Сказка, рассказанная жеребенку на ночь
Где травы вдыхают запах цветов,
Где ветер и птицы парят в вышине,
Скакал табун гордых и быстрых коней.
Он несся подобно неведомой стае
Свободных, прекрасных, стремительных птиц,
Невидимыми крыльями землю вздымая,
На фоне мерцающих в небе зарниц.
Казалось вокруг только поле и кони,
Как море играет в волнах конских спин,
В порыве свободы, движенья и воли,
Но первым скакал среди них лишь один.
Летел яркой молнией конь молодой,
И рыжая грива рвалась как огонь.
Отвагой и страстью горели глаза,
И в них отражалась небес бирюза.
Он вел за собою послушный табун,
Стремительно, бодро и смело,
Вбивая копытами в землю траву,
Преграды минуя умело.
То чуть замедляясь, то снова вперед,
Как будто руки мановеньям,
Табун вожака контролировал ход,
Внимая малейшим движеньям.
Он стал вожаком всего с несколько дней,
И первый раз в поле повел он коней.
Как раньше табун выводил вдаль отец,
А рядом завидовал резвый юнец.
Казалось, так будет везде и всегда,
В своем бесконечном движеньи,
Но властная сила - Судьба, иногда,
Иные готовит решенья...
Спасая табун от извечных врагов,
Играя, что хром и споткнулся,
Вожак на себя вызвал стаю волков,
И с ними пропал, не вернулся...
Теперь его гордость, стремительный сын,
Выводит табун за собою один.
Как делали предки, как делал отец,
Как всем наказал им великий творец. ........
И пусть он был молод, чтоб быть вожаком,
И мудрость - лишь опыт рождает,
Но горе внезапно вошедшее в дом,
По-своему карты мешает.
Пусть, молод, горяч, но достойнее всех.
Не раз это всех удивляло.
Во время трудов и в минуты потех
Душа благородство являла.
И возраст не мера для сил и ума,
Года - не мерило сердец,
То выбор был честный всего табуна
И сыном гордился б отец!
........
В движениях солнца, закатов и лун,
Летел по лугам коней сильных табун.
В погоне за жизнью и волей,
Потомству счастливою долей.
На самом краю табуна полукруга -
Любовь вожака, и судьба, и подруга,
Скакала с задорным, смешным жеребенком,
Прекрасной любви долгожданным ребенком.
Стройна, грациозна, легка и счастлива,
Толкала вперед жеребенка игриво,
То чуть отставала, то вновь нагоняла.
Она словно в салки с ним нежно играла.
Среди рыжегривых ретивых коней,
Лишь только она была белой.
Белее ромашек с бескрайних полей,
И первого зимнего снега.
Изящество линий с главы до хвоста.
И грация сильных движений.
Была б украшеньем любого холста,
Иль храма скульптурных творений.
Ей юный вожак был с рожденья пленен,
И часто таскал свежий клевер и лен.
С надеждой смотрел и украдкой вздыхал,
И к каждой ветви и листу ревновал.
Но конские боги бывают глухи,
В то время не видели этой тоски,
И знойные очи красы белоснежной,
Другим взгляд дарили свой теплый и нежный.

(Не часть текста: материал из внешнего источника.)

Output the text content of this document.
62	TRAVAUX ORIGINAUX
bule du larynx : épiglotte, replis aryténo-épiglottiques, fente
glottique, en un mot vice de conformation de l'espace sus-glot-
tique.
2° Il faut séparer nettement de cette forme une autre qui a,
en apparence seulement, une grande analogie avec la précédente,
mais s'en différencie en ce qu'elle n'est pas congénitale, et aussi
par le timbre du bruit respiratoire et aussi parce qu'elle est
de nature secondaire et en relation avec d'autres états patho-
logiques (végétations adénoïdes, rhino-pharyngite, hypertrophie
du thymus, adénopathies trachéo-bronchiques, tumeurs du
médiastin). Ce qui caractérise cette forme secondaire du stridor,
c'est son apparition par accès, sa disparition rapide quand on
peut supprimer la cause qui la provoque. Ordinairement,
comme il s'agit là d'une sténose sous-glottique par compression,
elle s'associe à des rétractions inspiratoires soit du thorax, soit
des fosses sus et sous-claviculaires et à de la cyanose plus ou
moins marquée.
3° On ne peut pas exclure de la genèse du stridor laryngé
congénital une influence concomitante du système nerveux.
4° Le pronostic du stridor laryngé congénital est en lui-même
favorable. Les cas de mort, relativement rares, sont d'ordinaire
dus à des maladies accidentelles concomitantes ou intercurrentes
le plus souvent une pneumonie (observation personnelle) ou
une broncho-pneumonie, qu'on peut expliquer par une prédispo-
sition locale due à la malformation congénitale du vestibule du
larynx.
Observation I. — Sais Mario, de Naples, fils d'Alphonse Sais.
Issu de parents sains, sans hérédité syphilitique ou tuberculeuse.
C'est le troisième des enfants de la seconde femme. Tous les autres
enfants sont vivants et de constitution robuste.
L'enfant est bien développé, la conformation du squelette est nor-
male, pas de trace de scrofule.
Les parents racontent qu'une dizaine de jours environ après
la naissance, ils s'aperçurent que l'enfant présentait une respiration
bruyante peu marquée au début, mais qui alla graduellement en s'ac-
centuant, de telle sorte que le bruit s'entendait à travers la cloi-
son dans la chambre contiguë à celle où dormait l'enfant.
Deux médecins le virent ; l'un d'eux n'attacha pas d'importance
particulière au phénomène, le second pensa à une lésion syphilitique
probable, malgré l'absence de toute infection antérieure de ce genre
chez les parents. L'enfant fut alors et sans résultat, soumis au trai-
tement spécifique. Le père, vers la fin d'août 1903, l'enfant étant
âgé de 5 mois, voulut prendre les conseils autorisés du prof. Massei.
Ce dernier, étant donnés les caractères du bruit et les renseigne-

Вокруг гарцевали сыны и отцы,
И даже с соседних лугов жеребцы,
Пытаясь сразить ее душу,
Борьбой кто сильнее и лучше.
Казалось, что это продлится века,
Умрет одинокой любовь вожака,
Но снова, опять, всем назло, как всегда,
В любви многогранник вмешалась судьба.
В один из далеких степных переходов,
Табун неожиданно встретил людей,
Верхом на конях, молодых, безбородых,
Что сразу заметили диких коней.
Все тотчас застыли и люди и кони,
Следя друг за другом десятками глаз.
И дети природы, свободы и воли,
И те, кто мог слышать лишь только приказ.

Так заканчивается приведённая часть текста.